В эту минуту прощанья на земле, казалось, осененной живым дыханием истории, все слова были лишними. Но то, что сказал комиссар, тронуло сердце каждого.
Он положил руку на ветку дерева, посыпался снег.
— Придет время, — сказал Марулин, — и мы с вами увидим, как зацветет эта старая яблоня.
Иринушкин смотрел на холмик и думал об Андрее, которого не любил при жизни, думал о том, как кончается человек.
Пулеметчик оглянулся. Бойцы стояли опустив головы. Ни у кого не было слез на глазах.
К холмику подошла Шура. Она нагнулась, чтобы смахнуть снег с шапки, лежащей на мерзлых комьях земли. Но Володя видел, как она гладит шапку и не в силах отнять руку от мокрого меха — цигейки.
Шура тоже не плакала.
Позже все поднялись на стену и, стоя, не оберегаясь, трижды выстрелили по фашистским траншеям.
Стреляли из винтовок, автоматов и пистолетов.
Трижды распороло сухой холодный воздух. Раскаты ослабевали вдали.
Прозвучал прощальный салют. Последняя тебе солдатская почесть, Андрей.
Г Л А В А XI
БОЕЦ СТЕПАН ЛЕВЧЕНКО
В морозный полдень над прибрежными лесами поднялась радуга. Многоцветным мостом висела она в воздухе. Неурочная гостья радовала глаз, но и прибавляла цепкости холоду. Морозом сплотило снег в цельное сверкающее полотно.
Пулеметчикам случалось оставлять на стальном стволе кожу с ладоней.
— Жутко! — пробормотал Геннадий Рыжиков, ежась в Шереметевском проломе.
— Посматривай! — откликнулся Иринушкин и дал очередь, чтобы прогреть пулемет.
На холоде каждый звук приобретал особенную отчетливость.
Вдруг над белыми полями, над синей лесной кромкой прогремел сильный человеческий голос:
«Внимание! Внимание! Жители города Шлиссельбурга. Товарищи! Передаем привет от ваших родных и знакомых из Морозовки, Шереметевки, Щеглова.
Мужайтесь, товарищи! Не сгибайтесь под сапогом оккупантов. Не выполняйте их приказов. Час вашего освобождения близок!»

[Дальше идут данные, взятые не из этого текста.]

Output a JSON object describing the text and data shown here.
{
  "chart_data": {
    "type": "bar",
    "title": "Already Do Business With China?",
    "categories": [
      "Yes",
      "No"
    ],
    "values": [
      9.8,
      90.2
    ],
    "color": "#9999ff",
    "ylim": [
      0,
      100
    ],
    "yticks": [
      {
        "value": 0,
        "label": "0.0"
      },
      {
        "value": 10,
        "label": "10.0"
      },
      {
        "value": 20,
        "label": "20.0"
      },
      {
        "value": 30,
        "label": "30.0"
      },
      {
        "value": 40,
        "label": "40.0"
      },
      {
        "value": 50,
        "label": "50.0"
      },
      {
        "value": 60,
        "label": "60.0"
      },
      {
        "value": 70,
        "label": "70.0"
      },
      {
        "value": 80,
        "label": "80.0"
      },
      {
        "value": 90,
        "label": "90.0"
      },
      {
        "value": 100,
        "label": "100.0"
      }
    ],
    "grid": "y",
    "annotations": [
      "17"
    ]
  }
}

Мгновение тишины. И снова:
«Мужайтесь, товарищи!»
Изумленное безмолвие длится минуту за минутой. Затем разражается такая стрельба, что сразу меркнут дневные краски. Противник осыпает крепость свинцом. Но над дикой свистопляской, заглушая ее, зовет и рокочет все тот же голос:
«Мужайтесь, мужайтесь!»
Радуга по-прежнему выгибает проложенную в высоте легкую дорогу.
Крепости не страшна никакая свистопляска. Радиостанция укрыта в подземелье одной из башен. Репродукторы вынесены на стены. Один собьют, полдюжины других работают. Бойцы посмеиваются.
— Вот это музыка, вот это громогласие! — одобряет Иван Иванович Воробьев.